About

Abstract

In recent years, research in the fields of media architecture and urban informatics have made calls to move beyond the human-centred city and towards a “more equitable multispecies city” (Van Dooren et al. 2012). Working towards future more-than-human cities, the design of hybrid digital-physical urban spaces - with an ethos of inclusivity and diversity - will require methods, tools, approaches, platforms, etc. to engage different communities, environments, and all kinds of nonhuman entities and creatures.

This workshop poses the following question: While considering different characteristics (such as gender, race, class, abilities, creed, digital skills, habitat, bio-systems), how can citizens engage in creating DIY and More-than-Human Media Architecture to actively shape their spaces and foster imaginaries of more-than-human urban futurity, all while being kinder towards our stressed and fragile urban ecology?

As a first step, DIY Media Architecture proposes that communities of experts support non-experts to create and design Media Architecture as active instigators of change in their own right. A possible strategy may lie in mobilizing allegories, entanglements, multispecies world-making, speculative prototyping, i.e. techniques to frame and engage more-than-human urban futures. This is positioned as empowering the less heard as taking charge of their digital-physical canvases throughout urban spaces and, as a next step, staking their and all creatures’ rights to the city.

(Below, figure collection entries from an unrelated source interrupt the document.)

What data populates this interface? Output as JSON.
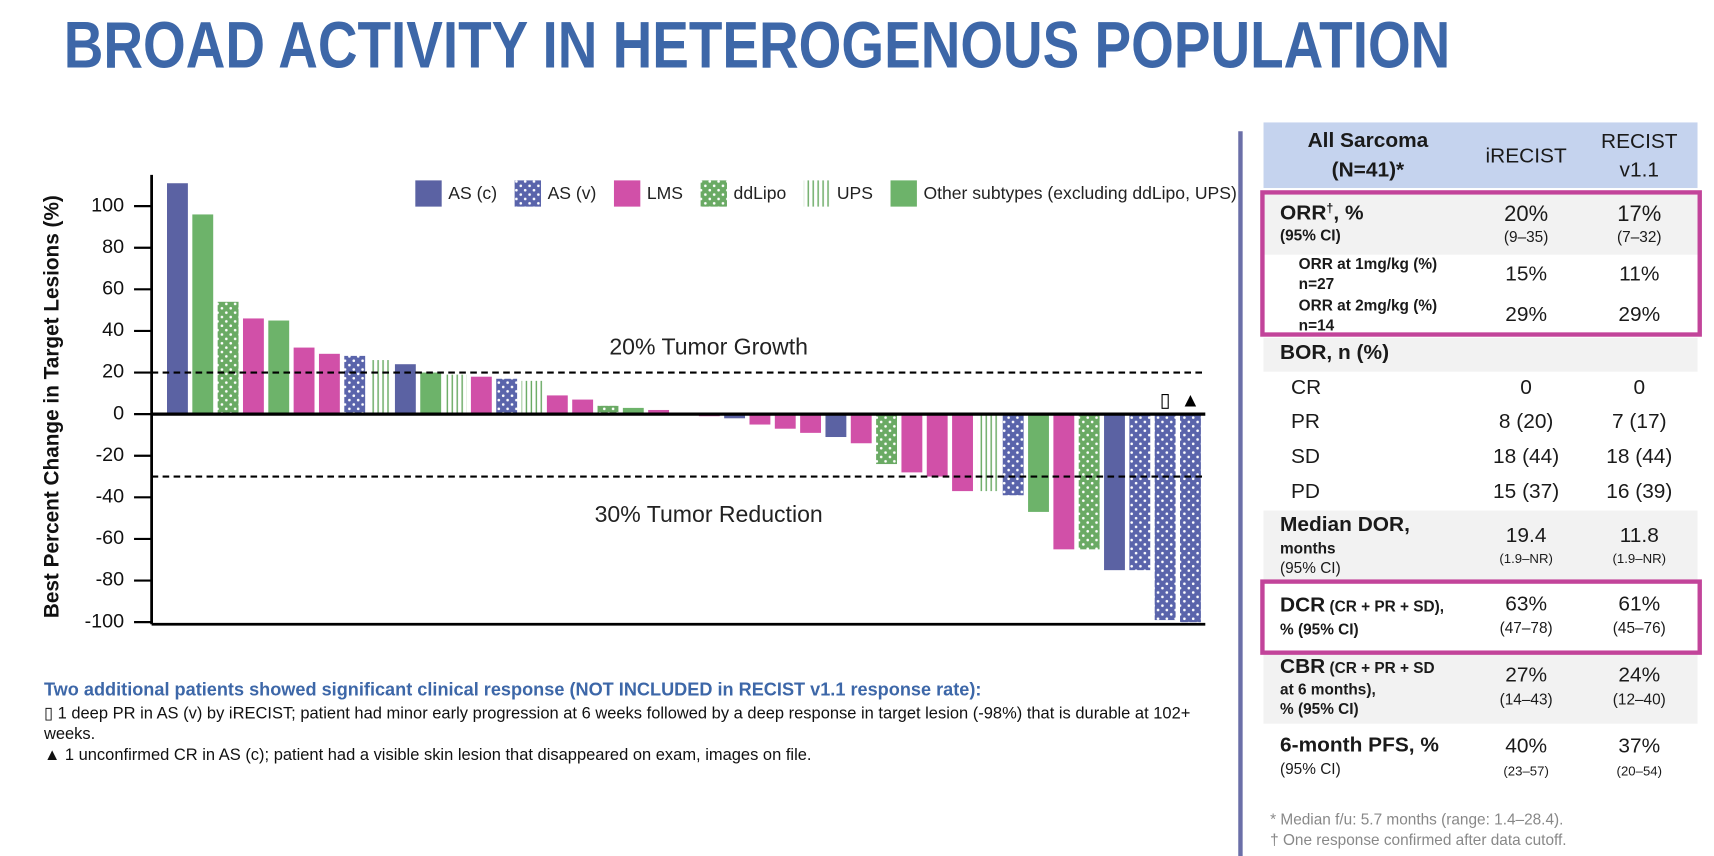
{
  "title": "BROAD ACTIVITY IN HETEROGENOUS POPULATION",
  "chart_data": {
    "type": "bar",
    "ylabel": "Best Percent Change in Target Lesions (%)",
    "ylim": [
      -101,
      115
    ],
    "yticks": [
      -100,
      -80,
      -60,
      -40,
      -20,
      0,
      20,
      40,
      60,
      80,
      100
    ],
    "reference_lines": [
      {
        "value": 20,
        "label": "20% Tumor Growth"
      },
      {
        "value": -30,
        "label": "30% Tumor Reduction"
      }
    ],
    "markers": [
      {
        "index": 39,
        "symbol": "▯"
      },
      {
        "index": 40,
        "symbol": "▲"
      }
    ],
    "series": [
      {
        "name": "AS (c)",
        "color": "#5b62a3",
        "pattern": "solid",
        "values": [
          111,
          null,
          null,
          null,
          null,
          null,
          null,
          null,
          null,
          24,
          null,
          null,
          null,
          null,
          null,
          null,
          null,
          null,
          null,
          null,
          null,
          null,
          -2,
          null,
          null,
          null,
          -11,
          null,
          null,
          null,
          null,
          null,
          null,
          null,
          null,
          null,
          null,
          -75,
          null,
          null,
          null
        ]
      },
      {
        "name": "AS (v)",
        "color": "#5a64ab",
        "pattern": "dots",
        "values": [
          null,
          null,
          null,
          null,
          null,
          null,
          null,
          28,
          null,
          null,
          null,
          null,
          null,
          17,
          null,
          null,
          null,
          null,
          null,
          null,
          null,
          null,
          null,
          null,
          null,
          null,
          null,
          null,
          null,
          null,
          null,
          null,
          null,
          -39,
          null,
          null,
          null,
          null,
          -75,
          -99,
          -100
        ]
      },
      {
        "name": "LMS",
        "color": "#d150a8",
        "pattern": "solid",
        "values": [
          null,
          null,
          null,
          46,
          null,
          32,
          29,
          null,
          null,
          null,
          null,
          null,
          18,
          null,
          null,
          9,
          7,
          null,
          null,
          2,
          0,
          -1,
          null,
          -5,
          -7,
          -9,
          null,
          -14,
          null,
          -28,
          -30,
          -37,
          null,
          null,
          null,
          -65,
          null,
          null,
          null,
          null,
          null
        ]
      },
      {
        "name": "ddLipo",
        "color": "#6aaa64",
        "pattern": "dots",
        "values": [
          null,
          null,
          54,
          null,
          null,
          null,
          null,
          null,
          null,
          null,
          null,
          null,
          null,
          null,
          null,
          null,
          null,
          4,
          null,
          null,
          null,
          null,
          null,
          null,
          null,
          null,
          null,
          null,
          -24,
          null,
          null,
          null,
          null,
          null,
          null,
          null,
          -65,
          null,
          null,
          null,
          null
        ]
      },
      {
        "name": "UPS",
        "color": "#6aaa64",
        "pattern": "stripes",
        "values": [
          null,
          null,
          null,
          null,
          null,
          null,
          null,
          null,
          26,
          null,
          null,
          19,
          null,
          null,
          16,
          null,
          null,
          null,
          null,
          null,
          null,
          null,
          null,
          null,
          null,
          null,
          null,
          null,
          null,
          null,
          null,
          null,
          -37,
          null,
          null,
          null,
          null,
          null,
          null,
          null,
          null
        ]
      },
      {
        "name": "Other subtypes (excluding ddLipo, UPS)",
        "color": "#6db36a",
        "pattern": "solid",
        "values": [
          null,
          96,
          null,
          null,
          45,
          null,
          null,
          null,
          null,
          null,
          20,
          null,
          null,
          null,
          null,
          null,
          null,
          null,
          3,
          null,
          null,
          null,
          null,
          null,
          null,
          null,
          null,
          null,
          null,
          null,
          null,
          null,
          null,
          null,
          -47,
          null,
          null,
          null,
          null,
          null,
          null
        ]
      }
    ]
  },
  "notes": {
    "heading": "Two additional patients showed significant clinical response (NOT INCLUDED in RECIST v1.1 response rate):",
    "lines": [
      {
        "symbol": "▯",
        "text": " 1 deep PR in AS (v) by iRECIST; patient had minor early progression at 6 weeks followed by a deep response in target lesion (-98%) that is durable at 102+ weeks."
      },
      {
        "symbol": "▲",
        "text": " 1 unconfirmed CR in AS (c); patient had a visible skin lesion that disappeared on exam, images on file."
      }
    ]
  },
  "table": {
    "header": {
      "col0_line1": "All Sarcoma",
      "col0_line2": "(N=41)*",
      "col1": "iRECIST",
      "col2_line1": "RECIST",
      "col2_line2": "v1.1"
    },
    "orr": {
      "label": "ORR",
      "dagger": "†",
      "unit": ", %",
      "sub": "(95% CI)",
      "irecist": "20%",
      "irecist_ci": "(9–35)",
      "recist": "17%",
      "recist_ci": "(7–32)"
    },
    "orr_1mg": {
      "label": "ORR at 1mg/kg (%)",
      "n": "n=27",
      "irecist": "15%",
      "recist": "11%"
    },
    "orr_2mg": {
      "label": "ORR at 2mg/kg (%)",
      "n": "n=14",
      "irecist": "29%",
      "recist": "29%"
    },
    "bor": {
      "label": "BOR, n (%)",
      "rows": [
        {
          "label": "CR",
          "irecist": "0",
          "recist": "0"
        },
        {
          "label": "PR",
          "irecist": "8 (20)",
          "recist": "7 (17)"
        },
        {
          "label": "SD",
          "irecist": "18 (44)",
          "recist": "18 (44)"
        },
        {
          "label": "PD",
          "irecist": "15 (37)",
          "recist": "16 (39)"
        }
      ]
    },
    "dor": {
      "label": "Median DOR,",
      "unit": "months",
      "sub": "(95% CI)",
      "irecist": "19.4",
      "irecist_ci": "(1.9–NR)",
      "recist": "11.8",
      "recist_ci": "(1.9–NR)"
    },
    "dcr": {
      "label": "DCR",
      "note": " (CR + PR + SD),",
      "sub": "% (95% CI)",
      "irecist": "63%",
      "irecist_ci": "(47–78)",
      "recist": "61%",
      "recist_ci": "(45–76)"
    },
    "cbr": {
      "label": "CBR",
      "note": " (CR + PR + SD",
      "note2": "at 6 months),",
      "sub": "% (95% CI)",
      "irecist": "27%",
      "irecist_ci": "(14–43)",
      "recist": "24%",
      "recist_ci": "(12–40)"
    },
    "pfs": {
      "label": "6-month PFS, %",
      "sub": "(95% CI)",
      "irecist": "40%",
      "irecist_ci": "(23–57)",
      "recist": "37%",
      "recist_ci": "(20–54)"
    },
    "footnotes": [
      "* Median f/u: 5.7 months (range: 1.4–28.4).",
      "† One response confirmed after data cutoff."
    ]
  }
}
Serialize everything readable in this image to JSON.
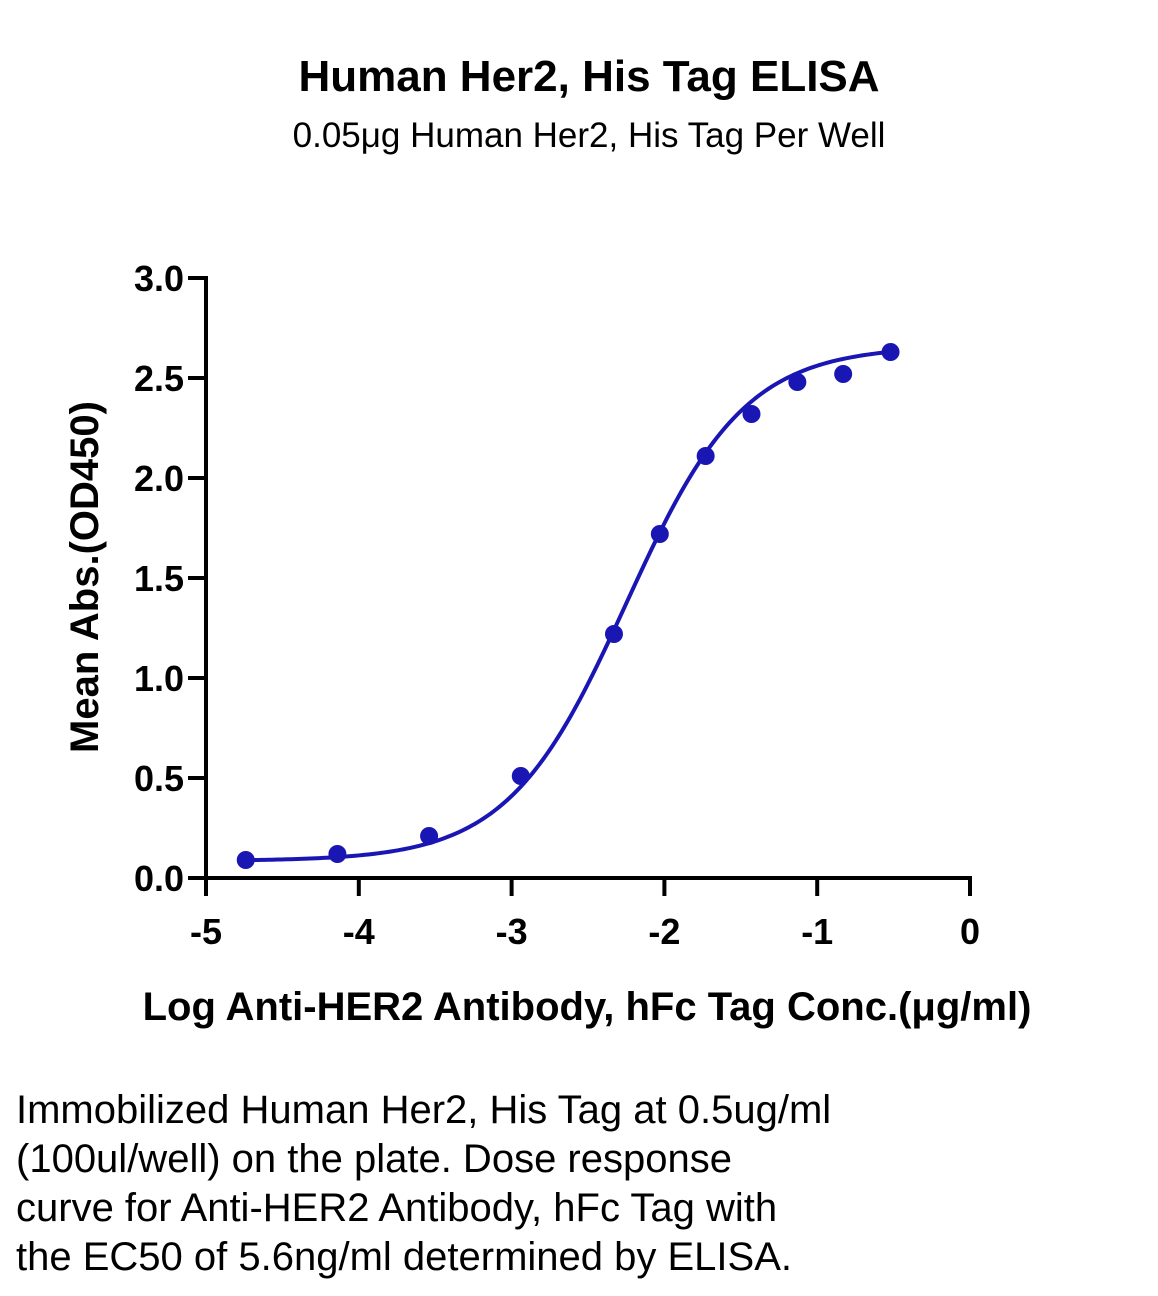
{
  "chart_data": {
    "type": "scatter",
    "title": "Human Her2, His Tag ELISA",
    "subtitle": "0.05μg Human Her2, His Tag Per Well",
    "xlabel": "Log Anti-HER2 Antibody, hFc Tag Conc.(μg/ml)",
    "ylabel": "Mean Abs.(OD450)",
    "xlim": [
      -5,
      0
    ],
    "ylim": [
      0,
      3
    ],
    "x_ticks": [
      -5,
      -4,
      -3,
      -2,
      -1,
      0
    ],
    "x_tick_labels": [
      "-5",
      "-4",
      "-3",
      "-2",
      "-1",
      "0"
    ],
    "y_ticks": [
      0,
      0.5,
      1,
      1.5,
      2,
      2.5,
      3
    ],
    "y_tick_labels": [
      "0.0",
      "0.5",
      "1.0",
      "1.5",
      "2.0",
      "2.5",
      "3.0"
    ],
    "series_color": "#1a16b4",
    "points": {
      "x": [
        -4.74,
        -4.14,
        -3.54,
        -2.94,
        -2.33,
        -1.73,
        -2.03,
        -1.43,
        -1.13,
        -0.83,
        -0.52
      ],
      "y": [
        0.09,
        0.12,
        0.21,
        0.51,
        1.22,
        2.11,
        1.72,
        2.32,
        2.48,
        2.52,
        2.63
      ]
    },
    "fit_curve": {
      "model": "4PL",
      "bottom": 0.085,
      "top": 2.66,
      "log_ec50": -2.25,
      "hill_slope": 1.12
    }
  },
  "caption": {
    "lines": [
      "Immobilized Human Her2, His Tag at 0.5ug/ml",
      "(100ul/well) on the plate. Dose response",
      "curve for Anti-HER2 Antibody, hFc Tag with",
      "the EC50 of 5.6ng/ml determined by ELISA."
    ]
  }
}
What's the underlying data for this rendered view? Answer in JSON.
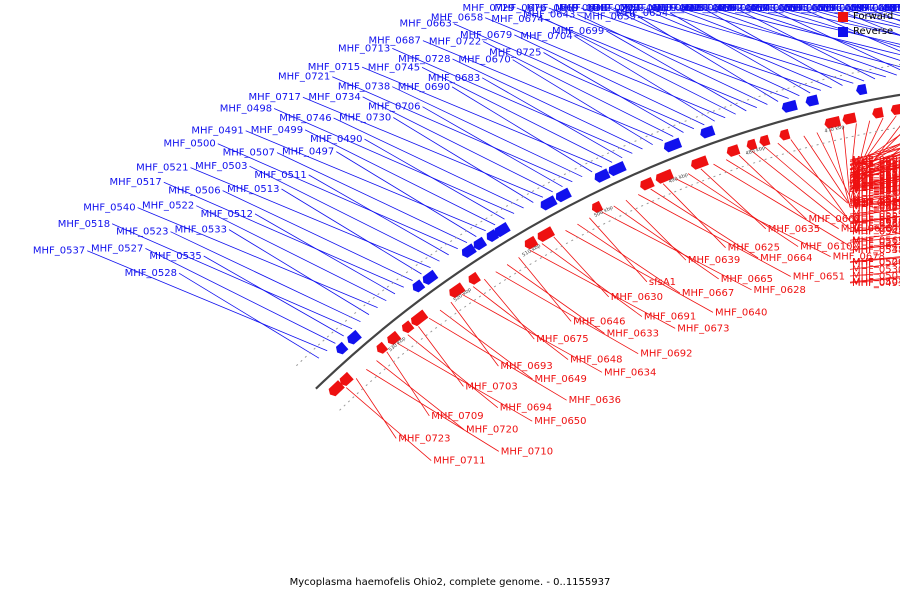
{
  "title": "Mycoplasma haemofelis Ohio2, complete genome. - 0..1155937",
  "legend": [
    {
      "label": "Forward",
      "color": "#ee1111"
    },
    {
      "label": "Reverse",
      "color": "#1111ee"
    }
  ],
  "ticks": [
    "380 kbp",
    "390 kbp",
    "400 kbp",
    "410 kbp",
    "420 kbp",
    "430 kbp",
    "440 kbp",
    "450 kbp",
    "460 kbp",
    "470 kbp",
    "480 kbp",
    "490 kbp",
    "500 kbp",
    "510 kbp",
    "520 kbp",
    "530 kbp"
  ],
  "colors": {
    "forward": "#ee1111",
    "reverse": "#1111ee",
    "backbone": "#555555"
  },
  "reverse_labels": [
    "MHF_0543",
    "MHF_0532",
    "MHF_0519",
    "MHF_0510",
    "MHF_0524",
    "MHF_0514",
    "MHF_0539",
    "MHF_0529",
    "MHF_0520",
    "MHF_0544",
    "MHF_0534",
    "MHF_0525",
    "MHF_0542",
    "MHF_0531",
    "MHF_0536",
    "MHF_0574",
    "MHF_0572",
    "MHF_0594",
    "MHF_0571",
    "MHF_0557",
    "MHF_0541",
    "MHF_0591",
    "MHF_0570",
    "MHF_0556",
    "MHF_0546",
    "MHF_0590",
    "MHF_0568",
    "MHF_0549",
    "MHF_0585",
    "MHF_0564",
    "MHF_0584",
    "MHF_0569",
    "MHF_0558",
    "MHF_0596",
    "MHF_0583",
    "MHF_0566",
    "MHF_0705",
    "MHF_0589",
    "MHF_0573",
    "MHF_0702",
    "MHF_0588",
    "MHF_0575",
    "MHF_0701",
    "MHF_0587",
    "MHF_0697",
    "MHF_0592",
    "MHF_0689",
    "MHF_0686",
    "MHF_0666",
    "MHF_0597",
    "MHF_0685",
    "MHF_0661",
    "MHF_0617",
    "MHF_0603",
    "MHF_0684",
    "MHF_0657",
    "MHF_0682",
    "MHF_0656",
    "MHF_0614",
    "MHF_0681",
    "MHF_0655",
    "MHF_0637",
    "MHF_0619",
    "MHF_0688",
    "MHF_0668",
    "MHF_0652",
    "MHF_0680",
    "MHF_0660",
    "MHF_0642",
    "MHF_0622",
    "MHF_0700",
    "MHF_0669",
    "MHF_0654",
    "MHF_0638",
    "MHF_0676",
    "MHF_0659",
    "MHF_0643",
    "MHF_0729",
    "MHF_0699",
    "MHF_0674",
    "MHF_0658",
    "MHF_0704",
    "MHF_0679",
    "MHF_0663",
    "MHF_0725",
    "MHF_0722",
    "MHF_0687",
    "MHF_0670",
    "MHF_0728",
    "MHF_0713",
    "MHF_0683",
    "MHF_0745",
    "MHF_0715",
    "MHF_0690",
    "MHF_0738",
    "MHF_0721",
    "MHF_0706",
    "MHF_0734",
    "MHF_0717",
    "MHF_0730",
    "MHF_0746",
    "MHF_0498",
    "MHF_0490",
    "MHF_0499",
    "MHF_0491",
    "MHF_0497",
    "MHF_0507",
    "MHF_0500",
    "MHF_0511",
    "MHF_0503",
    "MHF_0521",
    "MHF_0513",
    "MHF_0506",
    "MHF_0517",
    "MHF_0512",
    "MHF_0522",
    "MHF_0540",
    "MHF_0533",
    "MHF_0523",
    "MHF_0518",
    "MHF_0535",
    "MHF_0527",
    "MHF_0537",
    "MHF_0528"
  ],
  "forward_labels": [
    "MHF_0501",
    "MHF_0493",
    "MHF_0504",
    "MHF_0509",
    "MHF_0526",
    "MHF_0530",
    "MHF_0515",
    "MHF_0547",
    "MHF_0538",
    "MHF_0545",
    "MHF_0548",
    "MHF_0567",
    "MHF_0559",
    "MHF_0550",
    "MHF_0560",
    "MHF_0551",
    "MHF_0561",
    "MHF_0552",
    "MHF_0562",
    "MHF_0553",
    "MHF_0586",
    "MHF_0576",
    "MHF_0563",
    "MHF_0554",
    "MHF_0577",
    "MHF_0565",
    "MHF_0555",
    "MHF_0578",
    "MHF_0579",
    "MHF_0593",
    "MHF_0580",
    "MHF_0595",
    "MHF_0581",
    "MHF_0598",
    "MHF_0582",
    "MHF_0599",
    "MHF_0600",
    "MHF_0611",
    "MHF_0601",
    "MHF_0612",
    "MHF_0602",
    "MHF_0613",
    "MHF_0624",
    "MHF_0604",
    "MHF_0615",
    "MHF_0626",
    "MHF_0605",
    "MHF_0616",
    "MHF_0627",
    "MHF_0653",
    "MHF_0606",
    "MHF_0641",
    "MHF_0618",
    "MHF_0629",
    "MHF_0607",
    "MHF_0620",
    "MHF_0644",
    "MHF_0631",
    "MHF_0608",
    "MHF_0621",
    "MHF_0645",
    "MHF_0632",
    "MHF_0609",
    "MHF_0662",
    "MHF_0623",
    "MHF_0647",
    "MHF_0635",
    "MHF_0610",
    "MHF_0678",
    "MHF_0625",
    "MHF_0664",
    "MHF_0651",
    "MHF_0639",
    "MHF_0665",
    "MHF_0628",
    "sfsA1",
    "MHF_0667",
    "MHF_0640",
    "MHF_0630",
    "MHF_0691",
    "MHF_0673",
    "MHF_0646",
    "MHF_0633",
    "MHF_0692",
    "MHF_0675",
    "MHF_0648",
    "MHF_0634",
    "MHF_0693",
    "MHF_0649",
    "MHF_0636",
    "MHF_0703",
    "MHF_0694",
    "MHF_0650",
    "MHF_0709",
    "MHF_0720",
    "MHF_0710",
    "MHF_0723",
    "MHF_0711"
  ]
}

The workshop will be conducted online from 24th-29th June 2021. The workshop will provide the platform for discussions on alternative materials, platforms, strategies and tools for enabling DIY processes of the less heard in anthropocentric engagement. The workshop, further, encourages participants to bring prototypes, demos, videos and examples to broaden the conversation on DIY and More-than-Human Media Architecture. This will be collated towards two outcomes; 1) conceptual prototypes and 2) participants will be invited to co-author a publication. This is in keeping with MAB2020’s Themes & Issues of “Citizen’s Digital Rights”, “Playful and Artistic Civic Engagement” and “More-Than-Human Cities”.